Alors que le 31 mai marque la Journée mondiale sans tabac, force est de constater que la lutte contre le tabagisme s’est considérablement durcie. Au-delà d’une fiscalité très lourde, tout un « arsenal » réglementaire vise désormais à « dénormaliser » l’industrie du tabac : « paquets neutres », « vente sous le comptoir », images-choc obligatoires sur les paquets.
Dans cette logique et face à une consommation de cigarettes qui « refuse » de disparaître, la question de la prohibition du tabac ou celle de sa nationalisation risquent logiquement de se retrouver tôt ou tard au centre des débats. Or, il s’agit de politiques qui ne règlent pas les problèmes du tabagisme et qui apportent leur propre lot d’effets pervers.

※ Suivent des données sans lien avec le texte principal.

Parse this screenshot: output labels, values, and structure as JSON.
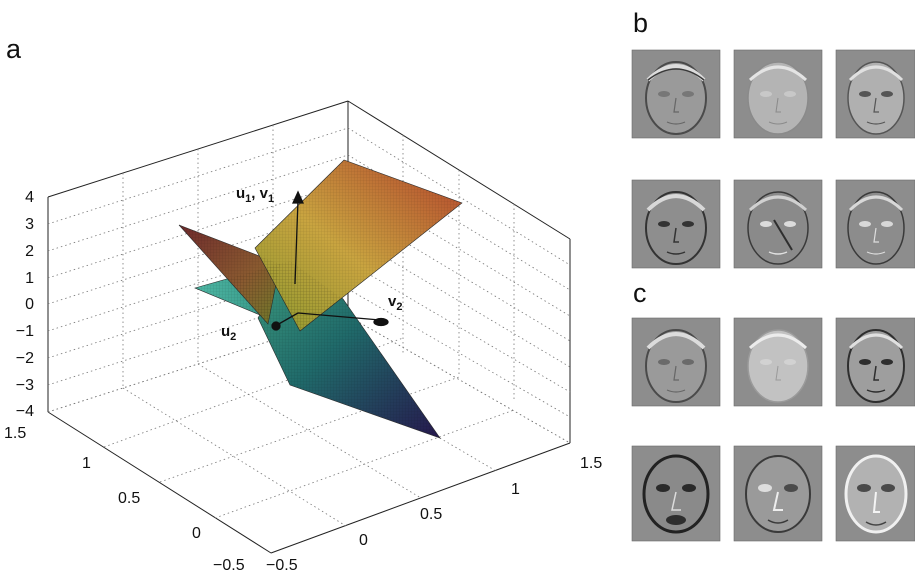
{
  "panels": {
    "a": "a",
    "b": "b",
    "c": "c"
  },
  "chart_data": {
    "type": "surface",
    "z_ticks": [
      "4",
      "3",
      "2",
      "1",
      "0",
      "−1",
      "−2",
      "−3",
      "−4"
    ],
    "left_axis_ticks": [
      "1.5",
      "1",
      "0.5",
      "0",
      "−0.5"
    ],
    "right_axis_ticks": [
      "−0.5",
      "0",
      "0.5",
      "1",
      "1.5"
    ],
    "zlim": [
      -4,
      4
    ],
    "xlim": [
      -0.5,
      1.5
    ],
    "ylim": [
      -0.5,
      1.5
    ],
    "grid": true,
    "vector_labels": {
      "u1v1": {
        "u": "u",
        "us": "1",
        "sep": ", ",
        "v": "v",
        "vs": "1"
      },
      "v2": {
        "v": "v",
        "vs": "2"
      },
      "u2": {
        "u": "u",
        "us": "2"
      }
    }
  },
  "icons": {
    "face": "face-filter-image"
  },
  "colors": {
    "surface_high": "#b5452b",
    "surface_mid": "#b3b038",
    "surface_low": "#2a1f55",
    "surface_cyan": "#3a9c8a"
  }
}
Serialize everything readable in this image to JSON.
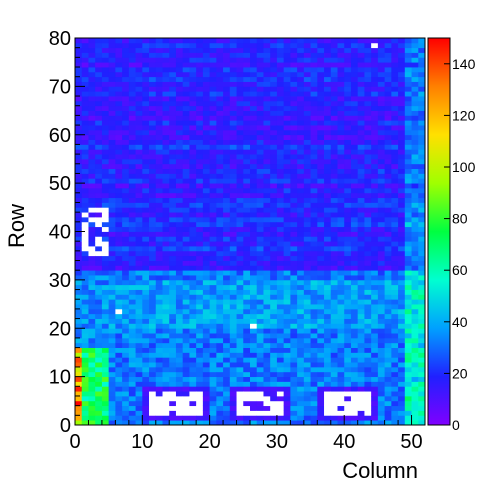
{
  "chart_data": {
    "type": "heatmap",
    "title": "",
    "xlabel": "Column",
    "ylabel": "Row",
    "xlim": [
      0,
      52
    ],
    "ylim": [
      0,
      80
    ],
    "zlim": [
      0,
      150
    ],
    "grid": false,
    "x_ticks": [
      "0",
      "10",
      "20",
      "30",
      "40",
      "50"
    ],
    "y_ticks": [
      "0",
      "10",
      "20",
      "30",
      "40",
      "50",
      "60",
      "70",
      "80"
    ],
    "colorbar_ticks": [
      "0",
      "20",
      "40",
      "60",
      "80",
      "100",
      "120",
      "140"
    ],
    "colorscale": "rainbow",
    "colorscale_stops": [
      "#8000ff",
      "#2020ff",
      "#00a0ff",
      "#00ffd0",
      "#00ff40",
      "#a0ff00",
      "#ffe000",
      "#ff8000",
      "#ff0000"
    ],
    "empty_color": "#ffffff",
    "regions": [
      {
        "name": "upper band (rows 32-80)",
        "mean_value": 18
      },
      {
        "name": "lower band (rows 0-32)",
        "mean_value": 35
      },
      {
        "name": "left edge columns 0-4, rows 0-16",
        "mean_value": 70
      },
      {
        "name": "empty pixels rows 2-6, columns 11-18",
        "mean_value": 0
      },
      {
        "name": "empty pixels rows 2-6, columns 24-30",
        "mean_value": 0
      },
      {
        "name": "empty pixels rows 2-6, columns 37-43",
        "mean_value": 0
      },
      {
        "name": "empty pixels rows 35-44, columns 1-4",
        "mean_value": 0
      }
    ]
  }
}
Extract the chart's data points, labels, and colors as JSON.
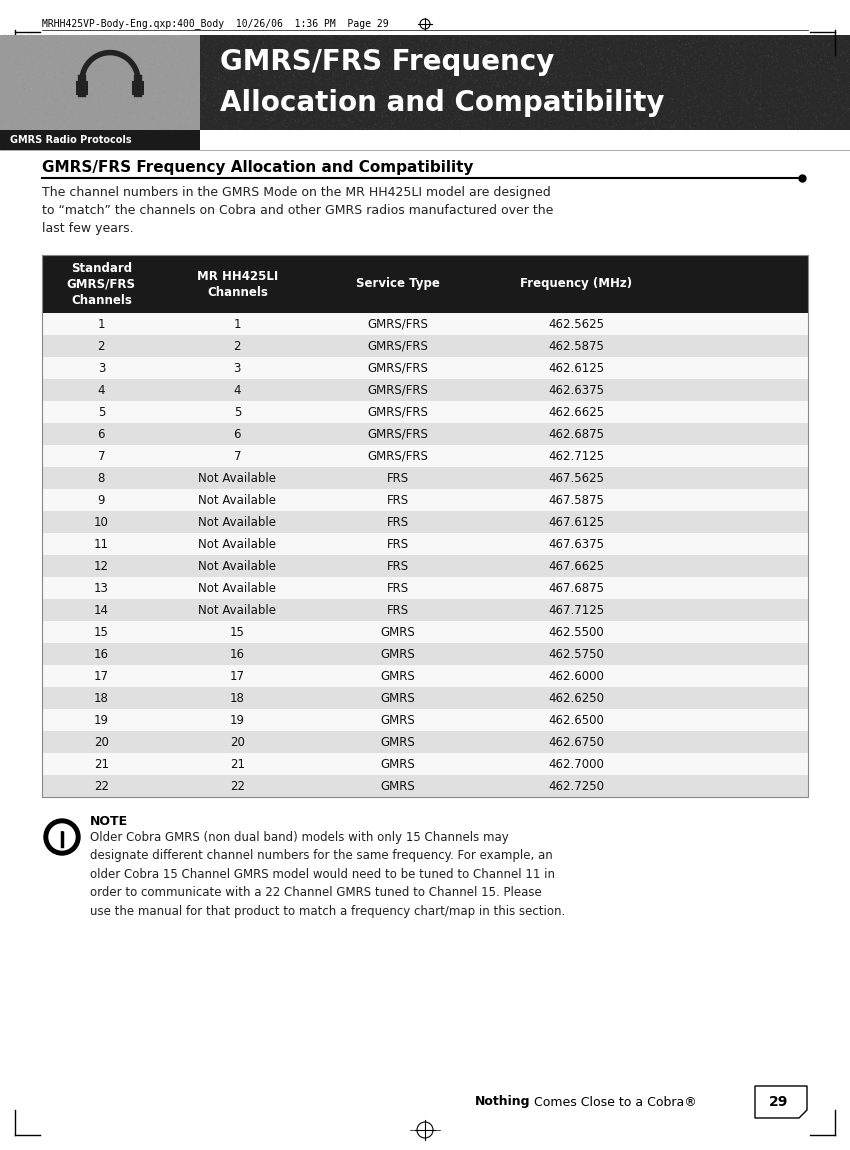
{
  "page_header": "MRHH425VP-Body-Eng.qxp:400_Body  10/26/06  1:36 PM  Page 29",
  "header_title_line1": "GMRS/FRS Frequency",
  "header_title_line2": "Allocation and Compatibility",
  "header_subtitle": "GMRS Radio Protocols",
  "section_title": "GMRS/FRS Frequency Allocation and Compatibility",
  "section_body": "The channel numbers in the GMRS Mode on the MR HH425LI model are designed\nto “match” the channels on Cobra and other GMRS radios manufactured over the\nlast few years.",
  "col_headers": [
    "Standard\nGMRS/FRS\nChannels",
    "MR HH425LI\nChannels",
    "Service Type",
    "Frequency (MHz)"
  ],
  "table_data": [
    [
      "1",
      "1",
      "GMRS/FRS",
      "462.5625"
    ],
    [
      "2",
      "2",
      "GMRS/FRS",
      "462.5875"
    ],
    [
      "3",
      "3",
      "GMRS/FRS",
      "462.6125"
    ],
    [
      "4",
      "4",
      "GMRS/FRS",
      "462.6375"
    ],
    [
      "5",
      "5",
      "GMRS/FRS",
      "462.6625"
    ],
    [
      "6",
      "6",
      "GMRS/FRS",
      "462.6875"
    ],
    [
      "7",
      "7",
      "GMRS/FRS",
      "462.7125"
    ],
    [
      "8",
      "Not Available",
      "FRS",
      "467.5625"
    ],
    [
      "9",
      "Not Available",
      "FRS",
      "467.5875"
    ],
    [
      "10",
      "Not Available",
      "FRS",
      "467.6125"
    ],
    [
      "11",
      "Not Available",
      "FRS",
      "467.6375"
    ],
    [
      "12",
      "Not Available",
      "FRS",
      "467.6625"
    ],
    [
      "13",
      "Not Available",
      "FRS",
      "467.6875"
    ],
    [
      "14",
      "Not Available",
      "FRS",
      "467.7125"
    ],
    [
      "15",
      "15",
      "GMRS",
      "462.5500"
    ],
    [
      "16",
      "16",
      "GMRS",
      "462.5750"
    ],
    [
      "17",
      "17",
      "GMRS",
      "462.6000"
    ],
    [
      "18",
      "18",
      "GMRS",
      "462.6250"
    ],
    [
      "19",
      "19",
      "GMRS",
      "462.6500"
    ],
    [
      "20",
      "20",
      "GMRS",
      "462.6750"
    ],
    [
      "21",
      "21",
      "GMRS",
      "462.7000"
    ],
    [
      "22",
      "22",
      "GMRS",
      "462.7250"
    ]
  ],
  "note_title": "NOTE",
  "note_body": "Older Cobra GMRS (non dual band) models with only 15 Channels may\ndesignate different channel numbers for the same frequency. For example, an\nolder Cobra 15 Channel GMRS model would need to be tuned to Channel 11 in\norder to communicate with a 22 Channel GMRS tuned to Channel 15. Please\nuse the manual for that product to match a frequency chart/map in this section.",
  "footer_text_bold": "Nothing",
  "footer_text_normal": " Comes Close to a Cobra®",
  "footer_page": "29",
  "header_bg_color": "#3a3a3a",
  "header_gray_color": "#9a9a9a",
  "table_header_bg": "#1a1a1a",
  "table_header_fg": "#ffffff",
  "row_even_color": "#e0e0e0",
  "row_odd_color": "#f8f8f8",
  "section_title_color": "#000000",
  "body_text_color": "#222222"
}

Considérons d’abord le cas de la prohibition que des publications récentes évoquent ouvertement en France, avec des projets de loi en ce sens ailleurs, comme en Finlande ou en Islande. Le Bhoutan, en Asie, a même franchi le pas, en interdisant totalement la vente de tabac en 2004.
Une prohibition – qu’elle soit de jure comme au Bhoutan ou de facto en rendant l’offre légale non-rentable – ne supprime en aucun cas les raisons pour lesquelles un produit est au fond désiré, recherché et consommé. Elle ouvre, en revanche, la voie au marché « noir » (11% déjà du marché mondial dans le cas des cigarettes). Or le marché noir n’est la « panacée » ni pour la santé ni pour les finances publiques comme l’illustre l’échec de la prohibition de l’alcool des années 20 aux États-Unis.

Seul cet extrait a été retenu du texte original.